Monday, November 17, 2014

D.C. Circuit Reverses Conviction in Attempted Child Sexual Abuse Case

Last month the D.C. Circuit reversed a conviction for attempting to persuade a minor to engage in unlawful sexual conduct. See 18 U.S.C. § 2422(b).  As is common in these kinds of cases – no child was actually involved.  Instead, an undercover officer engaged in online conversations with the defendant through a chatroom.  After the officer claimed to have access to a 12-year-old girl and a three-year-old boy, the defendant asked the officer to arrange for a sexual encounter.  On appeal, the Court found that the district court erred when it instructed the jury that it could find the defendant guilty if it found beyond a reasonable doubt that he had persuaded someone else to arrange for unlawful sexual conduct.  While the defendant need not be the one who directly attempts to persuade a minor – he must at minimum cause someone else to attempt to persuade one – not simply to arrange for an encounter.  The district court’s instruction did not do this.  The district court’s second error was to exclude the testimony of Dr. Fred Berlin -- a board certified psychiatrist and founder of the Sexual Behaviors Consultation Unit at the Johns Hopkins University Hospital.  Dr. Berlin would have testified on “the difference between a desire actually to engage in sexual activity with a minor and mere fantasy and role playing,” (2) on his diagnosis that the defendant did not suffer from a psychiatric condition that made him want to have sexual contact with children, and (3) on the relationship between viewing child pornography and sexual interest in children.  This evidentiary ruling is a major win for the defense.  I have worked with Dr.
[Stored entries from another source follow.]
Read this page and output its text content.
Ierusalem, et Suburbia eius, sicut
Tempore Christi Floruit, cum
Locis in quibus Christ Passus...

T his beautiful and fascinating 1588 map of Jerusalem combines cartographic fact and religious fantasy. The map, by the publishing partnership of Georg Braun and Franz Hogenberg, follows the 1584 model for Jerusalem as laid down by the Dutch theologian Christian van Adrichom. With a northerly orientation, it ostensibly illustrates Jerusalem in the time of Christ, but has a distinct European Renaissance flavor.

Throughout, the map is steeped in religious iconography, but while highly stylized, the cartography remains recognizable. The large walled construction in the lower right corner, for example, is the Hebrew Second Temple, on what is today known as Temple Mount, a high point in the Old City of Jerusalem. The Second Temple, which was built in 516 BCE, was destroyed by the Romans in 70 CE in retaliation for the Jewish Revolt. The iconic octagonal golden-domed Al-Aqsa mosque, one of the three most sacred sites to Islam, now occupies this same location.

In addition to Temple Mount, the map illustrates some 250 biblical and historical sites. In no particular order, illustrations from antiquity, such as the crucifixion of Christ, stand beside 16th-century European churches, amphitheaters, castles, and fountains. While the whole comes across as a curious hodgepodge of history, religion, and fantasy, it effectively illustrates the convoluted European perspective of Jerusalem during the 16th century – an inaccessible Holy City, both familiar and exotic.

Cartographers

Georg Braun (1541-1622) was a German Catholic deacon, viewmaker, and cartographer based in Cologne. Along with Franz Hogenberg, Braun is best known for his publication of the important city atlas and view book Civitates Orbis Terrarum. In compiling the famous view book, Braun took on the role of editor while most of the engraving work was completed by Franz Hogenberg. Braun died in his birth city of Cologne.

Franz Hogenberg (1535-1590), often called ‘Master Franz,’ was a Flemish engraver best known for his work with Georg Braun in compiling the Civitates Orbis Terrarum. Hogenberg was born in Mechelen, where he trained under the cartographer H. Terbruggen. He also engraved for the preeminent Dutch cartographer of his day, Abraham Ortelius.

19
Berlin on a number of cases.  He is a powerful witness because he has the unique ability to explain sexual disorders involving attraction to children in ways that make them less frightening and more understandable – and even to evoke compassion for the people who suffer from them.  While I have used Dr. Berlin at sentencing, this case shows that he and experts like him can also be useful at trial.  United States v. Hite, 2014 WL 5343626 (D.C.Cir. Oct 21, 2014).